Using best threshold = 0.40, which was calculated using validation ROC:
| Precision | Recall | F1 | Support | |
|---|---|---|---|---|
| Don't Buy (label 0) | 0.72 | 0.51 | 0.60 | 22170 |
| Buy (label 1) | 0.55 | 0.75 | 0.63 | 17509 |
| Accuracy | 0.62 | 39679 | ||
| Macro Avg | 0.63 | 0.63 | 0.61 | 39679 |
| Weighted Avg | 0.64 | 0.62 | 0.61 | 39679 |
Test Set ROC Curve:
According to the Efficient Market Hypothesis and Random Walk Hypothesis, past stock prices have no effect on future stock prices, essentially technical analysis is useless. Others would have you believe that stock prices follow predictable patterns due to them being a function of human psychology.
The truth seems to be somewhere in the middle. The trained ML model was able to achieve 62% accuracy on the test set. However, if stock prices were truly random then one would expect the accuracy to be around 55% (55% of the test-set samples had label 0). Also as can be seen by the test-set ROC, the ML model outperforms random predictions (shown by the dotted blue line). Of-course the difference is not much, but this seems to suggest for the most part stock prices are random but their is some signal and predictability there.

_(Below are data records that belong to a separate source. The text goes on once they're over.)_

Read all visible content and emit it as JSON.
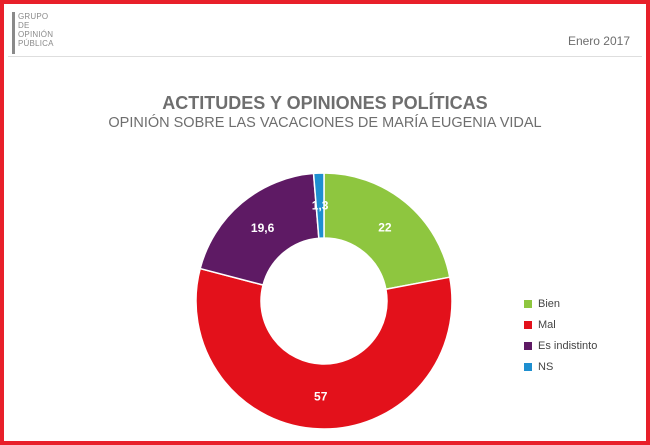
{
  "logo": {
    "lines": [
      "GRUPO",
      "DE",
      "OPINIÓN",
      "PÚBLICA"
    ]
  },
  "header": {
    "date": "Enero 2017"
  },
  "chart_data": {
    "type": "pie",
    "variant": "donut",
    "title": "ACTITUDES Y OPINIONES POLÍTICAS",
    "subtitle": "OPINIÓN SOBRE LAS VACACIONES DE MARÍA EUGENIA VIDAL",
    "categories": [
      "Bien",
      "Mal",
      "Es indistinto",
      "NS"
    ],
    "values": [
      22,
      57,
      19.6,
      1.3
    ],
    "labels": [
      "22",
      "57",
      "19,6",
      "1,3"
    ],
    "colors": [
      "#8ec63f",
      "#e3111b",
      "#5e1a64",
      "#1e8fd0"
    ],
    "legend_position": "right"
  },
  "legend": {
    "items": [
      {
        "label": "Bien",
        "color": "#8ec63f"
      },
      {
        "label": "Mal",
        "color": "#e3111b"
      },
      {
        "label": "Es indistinto",
        "color": "#5e1a64"
      },
      {
        "label": "NS",
        "color": "#1e8fd0"
      }
    ]
  }
}
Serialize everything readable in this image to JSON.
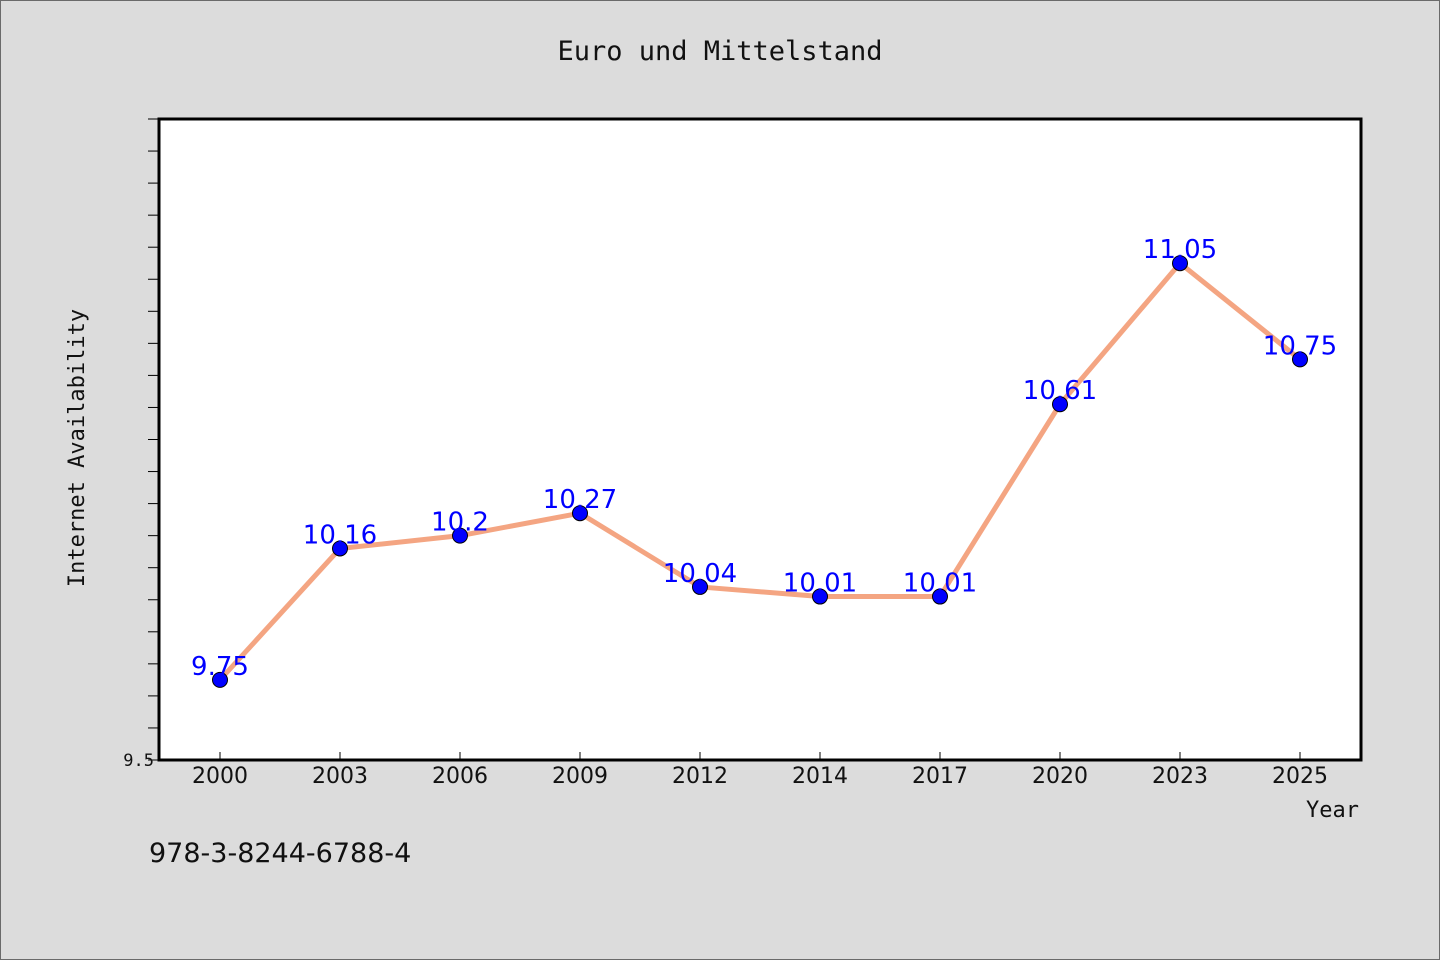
{
  "chart_data": {
    "type": "line",
    "title": "Euro und Mittelstand",
    "xlabel": "Year",
    "ylabel": "Internet Availability",
    "categories": [
      "2000",
      "2003",
      "2006",
      "2009",
      "2012",
      "2014",
      "2017",
      "2020",
      "2023",
      "2025"
    ],
    "series": [
      {
        "values": [
          9.75,
          10.16,
          10.2,
          10.27,
          10.04,
          10.01,
          10.01,
          10.61,
          11.05,
          10.75
        ],
        "labels": [
          "9.75",
          "10.16",
          "10.2",
          "10.27",
          "10.04",
          "10.01",
          "10.01",
          "10.61",
          "11.05",
          "10.75"
        ],
        "line_color": "#f4a582",
        "marker_color": "#0000ff"
      }
    ],
    "ytick_labels": [
      "9.5"
    ],
    "ylim": [
      9.5,
      11.5
    ],
    "grid": false,
    "legend": "none"
  },
  "footer": {
    "isbn": "978-3-8244-6788-4"
  },
  "colors": {
    "background": "#dcdcdc",
    "plot_background": "#ffffff",
    "line": "#f4a582",
    "marker": "#0000ff",
    "data_label": "#0000ff"
  }
}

My hunch is that stock prices become less random during key events on the chart (i.e. hitting support or resistance) and this is where the model is able to outperform random predictions. Furthermore, stock prices usually have a trend, so the prices could be random but have a bias towards the past trend.
Therefore, in my humble opinion, the best approach to the markets is identifying companies which are undervalued using fundamental analysis, Buffet style, and then choosing a good entry point by using key events on a chart level and the underlying trend.
The models could be further improved by:
- Having a separate model for each category of stocks (e.g. tech, gold, oil & gas, etc). The way in which these stocks move could be different on some fundamental level so perhaps having a separate model for each could help.
- Using reinforcement learning. Instead of providing a label, which is in some sense arbitrary, since the Take-Profit and Trailing-Stop-Loss levels of 6% could have been any other percentage, the model should learn to maximize change in portfolio value.
To train a model locally run:
python -m train.train_supervised -c <path_to_train_config>
You can customise the default train config in train/configs to change the stocks to use, features to use, model hyperparameters, etc. A directory will be created within training_artifacts for this training which stores logs, saved model, etc. There is a directory called best_model which is the train directory created for the best model which was tested above.
To run the api locally, run following command:
uvicorn api.main:app --reload
The environment variable 'MODEL_FILES_DIR' must be set. This should point to the directory which was created during training. Also the environment variable 'MONGO_DB_URI' should be set to your Mongo DB URI. The Mongo DB should have a database with the name 'sm_api_db' and collection 'probability_cache'. The collection 'probability_cache' needs to have a TTL index named 'expiresAt' with expiresAfterSeconds=0.